- 2 years of treatment with minocycline, an anti-inflammatory tetracycline that crosses the blood-brain barrier, was not efficacious for slowing cognitive and functional decline in patients with mild Alzheimer's disease.
Why this matters
- Lack of disease-modifying treatments for Alzheimer's disease.
- Rate of completion: 28.8% in the 400-mg minocycline group, 61.9% in the 200-mg minocycline group, 63.7% in the placebo group (P<.001>
- Minocycline-treated patients were significantly more likely to stop because of gastrointestinal symptoms, dermatologic adverse effects, dizziness.
- Compared with the placebo group, the combined minocycline group had similar 24-month worsening in:
- Standardised Mini-Mental State Examination (sMMSE) score (treatment effect, 0.07; P=.90).
- Bristol Activities of Daily Living Scale (BADLS) score (treatment effect, –0.53; P=.57).
- Trend toward smaller decrease in sMMSE score with 400 mg vs 200 mg minocycline (P=.08).
- Results similar across subgroups and after adjusting for missing data.
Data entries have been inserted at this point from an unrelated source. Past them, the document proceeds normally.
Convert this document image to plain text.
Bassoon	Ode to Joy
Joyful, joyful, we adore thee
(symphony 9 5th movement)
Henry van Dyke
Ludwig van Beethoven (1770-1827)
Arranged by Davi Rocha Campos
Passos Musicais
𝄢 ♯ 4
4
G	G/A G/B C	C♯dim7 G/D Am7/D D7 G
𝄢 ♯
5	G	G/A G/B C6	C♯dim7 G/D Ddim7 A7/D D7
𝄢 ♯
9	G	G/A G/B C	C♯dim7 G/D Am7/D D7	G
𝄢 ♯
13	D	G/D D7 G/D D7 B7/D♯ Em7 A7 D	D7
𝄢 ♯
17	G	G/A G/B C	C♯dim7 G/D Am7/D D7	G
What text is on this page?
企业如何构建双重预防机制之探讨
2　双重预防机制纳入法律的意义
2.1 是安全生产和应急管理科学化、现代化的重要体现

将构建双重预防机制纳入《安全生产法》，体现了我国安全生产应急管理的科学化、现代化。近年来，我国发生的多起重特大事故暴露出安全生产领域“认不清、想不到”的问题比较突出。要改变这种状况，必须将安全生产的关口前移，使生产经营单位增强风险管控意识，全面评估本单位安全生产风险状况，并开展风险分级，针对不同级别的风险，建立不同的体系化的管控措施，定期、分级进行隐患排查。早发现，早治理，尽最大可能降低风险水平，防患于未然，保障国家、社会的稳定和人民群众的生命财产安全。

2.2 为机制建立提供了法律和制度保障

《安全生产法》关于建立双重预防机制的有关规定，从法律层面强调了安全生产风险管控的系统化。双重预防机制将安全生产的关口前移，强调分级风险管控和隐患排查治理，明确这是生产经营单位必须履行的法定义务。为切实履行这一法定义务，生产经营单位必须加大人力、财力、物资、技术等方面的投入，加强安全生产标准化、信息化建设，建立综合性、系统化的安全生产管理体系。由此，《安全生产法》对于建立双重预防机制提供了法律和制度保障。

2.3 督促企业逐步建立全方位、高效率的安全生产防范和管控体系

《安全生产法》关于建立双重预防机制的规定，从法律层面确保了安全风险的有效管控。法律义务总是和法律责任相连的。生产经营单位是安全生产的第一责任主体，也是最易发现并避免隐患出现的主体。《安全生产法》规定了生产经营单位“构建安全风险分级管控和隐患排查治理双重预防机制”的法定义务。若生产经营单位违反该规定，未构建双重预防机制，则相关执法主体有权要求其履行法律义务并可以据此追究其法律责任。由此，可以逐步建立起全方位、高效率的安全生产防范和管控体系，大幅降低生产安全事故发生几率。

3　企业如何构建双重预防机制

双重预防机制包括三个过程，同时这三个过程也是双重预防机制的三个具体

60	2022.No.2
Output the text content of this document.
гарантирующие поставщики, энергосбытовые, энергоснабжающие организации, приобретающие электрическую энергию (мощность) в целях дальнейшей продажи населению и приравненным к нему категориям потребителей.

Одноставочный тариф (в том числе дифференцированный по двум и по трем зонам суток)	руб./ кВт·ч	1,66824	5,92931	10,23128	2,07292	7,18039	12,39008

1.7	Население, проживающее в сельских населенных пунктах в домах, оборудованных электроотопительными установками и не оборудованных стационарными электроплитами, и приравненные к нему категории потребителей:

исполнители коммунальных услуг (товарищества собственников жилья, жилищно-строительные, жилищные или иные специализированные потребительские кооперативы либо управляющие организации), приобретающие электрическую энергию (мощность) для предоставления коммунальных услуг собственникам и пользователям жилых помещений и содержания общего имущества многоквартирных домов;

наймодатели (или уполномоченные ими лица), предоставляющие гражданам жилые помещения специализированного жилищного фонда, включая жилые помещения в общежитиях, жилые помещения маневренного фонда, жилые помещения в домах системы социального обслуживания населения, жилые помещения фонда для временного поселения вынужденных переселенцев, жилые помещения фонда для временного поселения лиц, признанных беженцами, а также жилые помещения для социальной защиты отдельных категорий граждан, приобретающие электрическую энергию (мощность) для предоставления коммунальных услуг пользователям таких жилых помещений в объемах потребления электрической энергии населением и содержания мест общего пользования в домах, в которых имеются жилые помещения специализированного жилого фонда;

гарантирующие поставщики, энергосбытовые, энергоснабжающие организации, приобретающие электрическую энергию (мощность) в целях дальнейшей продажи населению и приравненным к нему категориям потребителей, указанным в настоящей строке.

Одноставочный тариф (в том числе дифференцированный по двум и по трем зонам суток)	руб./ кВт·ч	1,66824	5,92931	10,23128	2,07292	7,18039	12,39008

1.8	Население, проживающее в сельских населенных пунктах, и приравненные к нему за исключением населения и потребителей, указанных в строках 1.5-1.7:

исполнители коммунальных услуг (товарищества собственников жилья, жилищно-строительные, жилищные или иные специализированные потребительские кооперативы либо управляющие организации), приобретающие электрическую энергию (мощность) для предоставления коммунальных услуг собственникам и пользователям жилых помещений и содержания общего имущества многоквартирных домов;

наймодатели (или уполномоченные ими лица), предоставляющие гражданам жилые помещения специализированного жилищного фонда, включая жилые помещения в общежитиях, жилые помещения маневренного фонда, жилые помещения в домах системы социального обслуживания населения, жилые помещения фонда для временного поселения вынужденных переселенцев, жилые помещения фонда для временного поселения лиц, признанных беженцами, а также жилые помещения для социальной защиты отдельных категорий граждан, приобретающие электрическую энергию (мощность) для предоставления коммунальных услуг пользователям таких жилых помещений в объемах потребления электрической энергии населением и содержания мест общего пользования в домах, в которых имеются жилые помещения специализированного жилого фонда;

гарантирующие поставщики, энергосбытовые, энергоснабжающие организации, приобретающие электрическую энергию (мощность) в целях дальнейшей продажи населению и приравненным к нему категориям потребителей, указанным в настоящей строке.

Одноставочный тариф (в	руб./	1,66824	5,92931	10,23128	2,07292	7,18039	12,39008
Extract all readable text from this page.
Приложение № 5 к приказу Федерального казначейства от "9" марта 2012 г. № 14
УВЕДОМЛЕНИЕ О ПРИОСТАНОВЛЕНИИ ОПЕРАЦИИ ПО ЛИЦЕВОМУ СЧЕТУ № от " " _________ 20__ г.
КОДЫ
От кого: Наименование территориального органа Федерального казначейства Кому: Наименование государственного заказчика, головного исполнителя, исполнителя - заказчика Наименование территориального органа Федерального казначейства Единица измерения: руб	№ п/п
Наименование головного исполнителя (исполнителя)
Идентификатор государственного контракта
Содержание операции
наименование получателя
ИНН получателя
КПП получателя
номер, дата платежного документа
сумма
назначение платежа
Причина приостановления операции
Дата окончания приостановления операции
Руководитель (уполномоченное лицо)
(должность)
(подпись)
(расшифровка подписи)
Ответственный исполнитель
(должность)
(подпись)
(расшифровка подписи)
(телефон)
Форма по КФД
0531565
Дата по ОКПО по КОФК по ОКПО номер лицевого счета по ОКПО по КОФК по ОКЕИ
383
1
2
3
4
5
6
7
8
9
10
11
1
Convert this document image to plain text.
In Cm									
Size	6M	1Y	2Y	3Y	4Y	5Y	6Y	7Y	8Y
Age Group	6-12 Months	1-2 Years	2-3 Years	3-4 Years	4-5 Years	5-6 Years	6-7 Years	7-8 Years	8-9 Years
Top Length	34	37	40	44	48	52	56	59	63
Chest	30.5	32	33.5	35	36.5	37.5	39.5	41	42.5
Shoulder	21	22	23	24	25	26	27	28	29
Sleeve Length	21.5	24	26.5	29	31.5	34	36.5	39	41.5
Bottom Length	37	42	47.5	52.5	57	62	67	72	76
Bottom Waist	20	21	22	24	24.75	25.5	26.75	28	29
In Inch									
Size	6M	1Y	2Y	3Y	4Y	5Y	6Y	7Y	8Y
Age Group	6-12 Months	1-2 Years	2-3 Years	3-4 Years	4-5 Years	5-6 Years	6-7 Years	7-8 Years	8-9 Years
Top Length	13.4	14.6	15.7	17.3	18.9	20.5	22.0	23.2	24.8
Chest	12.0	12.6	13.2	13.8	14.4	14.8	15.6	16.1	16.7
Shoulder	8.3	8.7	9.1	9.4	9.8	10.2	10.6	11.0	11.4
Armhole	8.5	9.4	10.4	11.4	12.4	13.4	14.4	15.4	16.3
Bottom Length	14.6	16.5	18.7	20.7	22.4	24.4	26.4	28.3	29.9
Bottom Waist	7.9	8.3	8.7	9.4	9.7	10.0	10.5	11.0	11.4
- English and Scottish randomised controlled trial among 554 patients (mean age, 74.3 years) with mild Alzheimer’s disease (sMMSE score ≥24; MADE trial).
- Randomization: 400 mg/day minocycline, 200 mg/day minocycline, or placebo, for 24 months.
- Main outcomes: changes in sMMSE, BADLS scores.
- Funding: National Institute of Health Research; UK Medical Research Council; MODEPHARMA Limited (manufactured minocycline, placebo).
- Non-use of biomarkers to confirm diagnosis.
- Problematic adherence with differential drop-out.
- In an editorial, Lon S. Schneider, MD, writes, "In light of dozens of therapeutic failures, lack of efficacy evidence for any drug or drug class other than cholinesterase inhibitors, prior negative minocycline trials for other neurological disorders, and absent of a clear, validated drug target for Alzheimer disease, minocycline’s lack of effectiveness was not surprising."